Wednesday, May 23, 2007

Scouts band together to help in service project

Scouts band together to help comrade gain Eagle award

During a meeting of the Atlantic Highlands Borough Council, held on May 23, local elected officials congratulated several Boy Scouts helping a fellow scout.

"I want to recognize some special young men in attendance tonight, who cleared a trail over at the Lenape Woods as part of a scouting project," Councilman Jack Archibald said.

Several scouts from Atlantic Highlands Troop No. 97 assisted a fellow scout, John Archibald, the councilman's son, with his Eagle Scout project. The scouts at the meeting, Mark Niederberger, Scott Monahan, Tony Carestia, Austin Daust and Pierce Osborn completed clearing a new trail in Lenape Woods as part of the project.

"We've been working on the trail since October or November," Niederberger said. "It's a lot of work but it was fun."

Osborn said the scouts have been together as a group since preschool at St. Agnes School. Currently, the group of boys range in age from 14-16 years old. While they may attend different school now, scouting has remained a common bond.

Carestia said camaraderie in the troop is strong and noted that the troop is behind their fellow scout working toward the organization's highest award.

The entrance for Lenape Woods is located in the vicinity of the former Hoffbrau House in the borough.

Notably, the scouts' preschool teacher at St. Agnes was Kimberly Spatola, who is currently a sitting councilwoman on the governing body.

Making the grade as an Eagle Scout

According to the U.S. Scouting Service project's Web site, candidates for the Eagle Scout Award have a wide range of criteria they have to satisfy before earning scouting's highest award.

Scouts must attain the senior rank of life scout, and demonstrate a positive example on an every day basis.

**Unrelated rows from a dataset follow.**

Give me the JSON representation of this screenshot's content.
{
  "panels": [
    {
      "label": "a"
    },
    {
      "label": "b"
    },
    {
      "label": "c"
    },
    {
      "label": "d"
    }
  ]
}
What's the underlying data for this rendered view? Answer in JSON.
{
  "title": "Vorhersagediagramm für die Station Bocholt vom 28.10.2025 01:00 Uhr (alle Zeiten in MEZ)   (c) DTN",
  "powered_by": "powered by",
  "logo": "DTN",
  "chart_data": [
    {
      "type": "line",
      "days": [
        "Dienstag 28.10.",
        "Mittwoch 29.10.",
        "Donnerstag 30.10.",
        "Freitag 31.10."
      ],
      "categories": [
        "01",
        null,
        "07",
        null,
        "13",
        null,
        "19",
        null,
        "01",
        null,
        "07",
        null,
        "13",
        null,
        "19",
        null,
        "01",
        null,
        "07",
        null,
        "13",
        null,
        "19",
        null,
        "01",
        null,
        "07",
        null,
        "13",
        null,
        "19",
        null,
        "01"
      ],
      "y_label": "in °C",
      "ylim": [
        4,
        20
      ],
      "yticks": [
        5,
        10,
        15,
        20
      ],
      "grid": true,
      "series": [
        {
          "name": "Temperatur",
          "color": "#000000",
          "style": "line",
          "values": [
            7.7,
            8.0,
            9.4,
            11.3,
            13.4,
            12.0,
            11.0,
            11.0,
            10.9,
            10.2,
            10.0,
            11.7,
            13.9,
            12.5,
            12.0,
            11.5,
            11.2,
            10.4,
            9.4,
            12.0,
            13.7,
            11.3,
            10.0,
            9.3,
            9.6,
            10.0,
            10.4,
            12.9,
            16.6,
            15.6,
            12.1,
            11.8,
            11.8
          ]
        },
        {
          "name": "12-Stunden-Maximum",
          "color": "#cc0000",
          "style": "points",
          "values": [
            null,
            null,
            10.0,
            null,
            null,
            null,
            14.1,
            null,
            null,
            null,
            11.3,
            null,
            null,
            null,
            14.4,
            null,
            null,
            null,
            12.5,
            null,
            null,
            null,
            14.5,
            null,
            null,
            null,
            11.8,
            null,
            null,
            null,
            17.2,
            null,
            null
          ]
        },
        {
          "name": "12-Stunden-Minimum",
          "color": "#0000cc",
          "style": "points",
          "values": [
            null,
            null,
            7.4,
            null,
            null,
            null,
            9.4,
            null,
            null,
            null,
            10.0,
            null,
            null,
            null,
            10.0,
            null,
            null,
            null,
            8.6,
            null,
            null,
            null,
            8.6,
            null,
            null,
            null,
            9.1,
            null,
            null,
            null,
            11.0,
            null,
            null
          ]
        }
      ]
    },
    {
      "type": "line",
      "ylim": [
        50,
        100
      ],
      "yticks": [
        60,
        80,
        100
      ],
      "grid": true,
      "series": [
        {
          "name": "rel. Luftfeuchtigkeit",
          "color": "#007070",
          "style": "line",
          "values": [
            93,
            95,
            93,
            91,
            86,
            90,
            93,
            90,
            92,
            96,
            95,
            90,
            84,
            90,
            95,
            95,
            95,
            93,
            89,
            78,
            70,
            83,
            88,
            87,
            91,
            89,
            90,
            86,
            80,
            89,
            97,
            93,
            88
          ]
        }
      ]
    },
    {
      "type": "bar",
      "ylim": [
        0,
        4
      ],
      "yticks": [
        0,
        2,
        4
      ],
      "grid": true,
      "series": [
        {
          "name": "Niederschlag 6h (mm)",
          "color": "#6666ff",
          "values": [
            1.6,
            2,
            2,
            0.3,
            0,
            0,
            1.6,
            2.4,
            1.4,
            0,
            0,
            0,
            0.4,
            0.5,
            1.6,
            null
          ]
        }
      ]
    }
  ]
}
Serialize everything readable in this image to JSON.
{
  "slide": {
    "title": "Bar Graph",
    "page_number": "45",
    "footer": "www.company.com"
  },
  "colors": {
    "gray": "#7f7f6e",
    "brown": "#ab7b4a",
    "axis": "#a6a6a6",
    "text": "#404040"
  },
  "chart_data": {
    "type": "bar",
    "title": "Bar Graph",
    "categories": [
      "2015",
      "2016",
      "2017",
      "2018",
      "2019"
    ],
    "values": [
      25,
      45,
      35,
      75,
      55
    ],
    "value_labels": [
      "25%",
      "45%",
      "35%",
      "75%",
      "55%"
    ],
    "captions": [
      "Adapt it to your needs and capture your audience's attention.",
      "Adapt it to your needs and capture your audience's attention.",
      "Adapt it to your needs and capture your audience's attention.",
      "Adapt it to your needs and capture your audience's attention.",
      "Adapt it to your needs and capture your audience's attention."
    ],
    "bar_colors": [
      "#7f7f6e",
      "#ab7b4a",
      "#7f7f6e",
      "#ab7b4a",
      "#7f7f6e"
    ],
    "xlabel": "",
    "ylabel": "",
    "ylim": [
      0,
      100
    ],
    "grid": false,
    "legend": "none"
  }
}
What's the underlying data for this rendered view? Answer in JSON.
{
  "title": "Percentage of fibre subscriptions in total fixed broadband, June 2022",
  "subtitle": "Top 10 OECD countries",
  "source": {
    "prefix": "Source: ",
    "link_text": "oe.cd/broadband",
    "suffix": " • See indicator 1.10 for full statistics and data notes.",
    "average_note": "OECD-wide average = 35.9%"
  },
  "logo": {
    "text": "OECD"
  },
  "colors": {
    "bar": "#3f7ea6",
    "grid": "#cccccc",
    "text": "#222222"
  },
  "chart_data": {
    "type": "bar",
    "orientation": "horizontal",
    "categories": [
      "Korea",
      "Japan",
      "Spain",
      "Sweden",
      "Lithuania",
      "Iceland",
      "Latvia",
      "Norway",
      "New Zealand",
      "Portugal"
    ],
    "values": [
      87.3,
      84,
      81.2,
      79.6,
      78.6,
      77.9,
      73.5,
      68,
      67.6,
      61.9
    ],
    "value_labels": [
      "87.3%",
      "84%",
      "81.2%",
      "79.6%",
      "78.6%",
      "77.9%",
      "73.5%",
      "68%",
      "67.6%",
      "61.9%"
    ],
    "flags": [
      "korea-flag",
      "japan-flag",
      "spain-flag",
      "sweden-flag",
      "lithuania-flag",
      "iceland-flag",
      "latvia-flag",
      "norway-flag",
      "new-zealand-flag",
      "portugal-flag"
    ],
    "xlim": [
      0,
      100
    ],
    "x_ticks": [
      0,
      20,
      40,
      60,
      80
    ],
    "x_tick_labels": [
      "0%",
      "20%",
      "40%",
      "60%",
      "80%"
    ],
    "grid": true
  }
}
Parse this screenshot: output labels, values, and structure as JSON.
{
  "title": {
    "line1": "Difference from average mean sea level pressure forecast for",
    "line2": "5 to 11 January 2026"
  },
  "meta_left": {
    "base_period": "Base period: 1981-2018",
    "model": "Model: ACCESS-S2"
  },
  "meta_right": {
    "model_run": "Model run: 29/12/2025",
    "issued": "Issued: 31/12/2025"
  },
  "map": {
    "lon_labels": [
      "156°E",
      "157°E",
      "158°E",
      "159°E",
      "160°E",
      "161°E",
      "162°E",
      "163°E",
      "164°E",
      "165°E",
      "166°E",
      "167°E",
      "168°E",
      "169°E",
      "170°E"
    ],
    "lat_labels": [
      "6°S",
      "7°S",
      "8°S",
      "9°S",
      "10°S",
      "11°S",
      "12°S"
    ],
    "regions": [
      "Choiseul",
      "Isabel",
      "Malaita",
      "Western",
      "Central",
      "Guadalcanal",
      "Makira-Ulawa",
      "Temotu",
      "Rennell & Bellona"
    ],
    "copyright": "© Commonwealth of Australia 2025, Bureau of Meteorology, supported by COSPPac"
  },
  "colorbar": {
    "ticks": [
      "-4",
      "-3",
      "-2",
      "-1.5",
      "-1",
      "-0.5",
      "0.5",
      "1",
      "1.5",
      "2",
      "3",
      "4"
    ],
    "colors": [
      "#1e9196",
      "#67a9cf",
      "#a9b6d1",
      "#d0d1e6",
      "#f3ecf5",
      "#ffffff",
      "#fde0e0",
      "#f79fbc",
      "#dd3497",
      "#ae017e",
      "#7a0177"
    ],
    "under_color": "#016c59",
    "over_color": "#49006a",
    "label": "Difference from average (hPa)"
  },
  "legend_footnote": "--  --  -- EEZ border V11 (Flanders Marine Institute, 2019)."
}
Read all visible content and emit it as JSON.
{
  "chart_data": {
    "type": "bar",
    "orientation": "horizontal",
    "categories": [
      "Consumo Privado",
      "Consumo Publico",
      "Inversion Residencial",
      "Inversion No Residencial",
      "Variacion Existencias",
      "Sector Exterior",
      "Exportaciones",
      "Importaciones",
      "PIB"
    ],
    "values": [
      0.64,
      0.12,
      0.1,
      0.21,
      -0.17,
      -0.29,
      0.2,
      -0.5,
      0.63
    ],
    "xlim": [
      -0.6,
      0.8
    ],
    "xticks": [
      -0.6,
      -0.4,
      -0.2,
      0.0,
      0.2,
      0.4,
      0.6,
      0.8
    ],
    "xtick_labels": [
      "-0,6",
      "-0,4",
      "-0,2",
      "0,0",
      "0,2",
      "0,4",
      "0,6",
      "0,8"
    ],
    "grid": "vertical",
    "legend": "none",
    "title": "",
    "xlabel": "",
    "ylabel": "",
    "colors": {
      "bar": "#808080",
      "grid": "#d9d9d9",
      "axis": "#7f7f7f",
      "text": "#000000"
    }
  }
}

Then the scout-candidate has to earn 21 merit badges, in areas that include: first aid; citizenship in the community, nation and world; communications; personal fitness; lifesaving; environmental science; personal management; swimming, hiking or cycling; camping; and family life.

Scouts must also serve in a number of positions within their troop, from patrol leader to venture patrol leader, and several between. In addition, scouts seeking to become Eagle Scouts must also conduct a community service project and take part in a scoutmaster conference before they appear before an Eagle Scout Board of Review.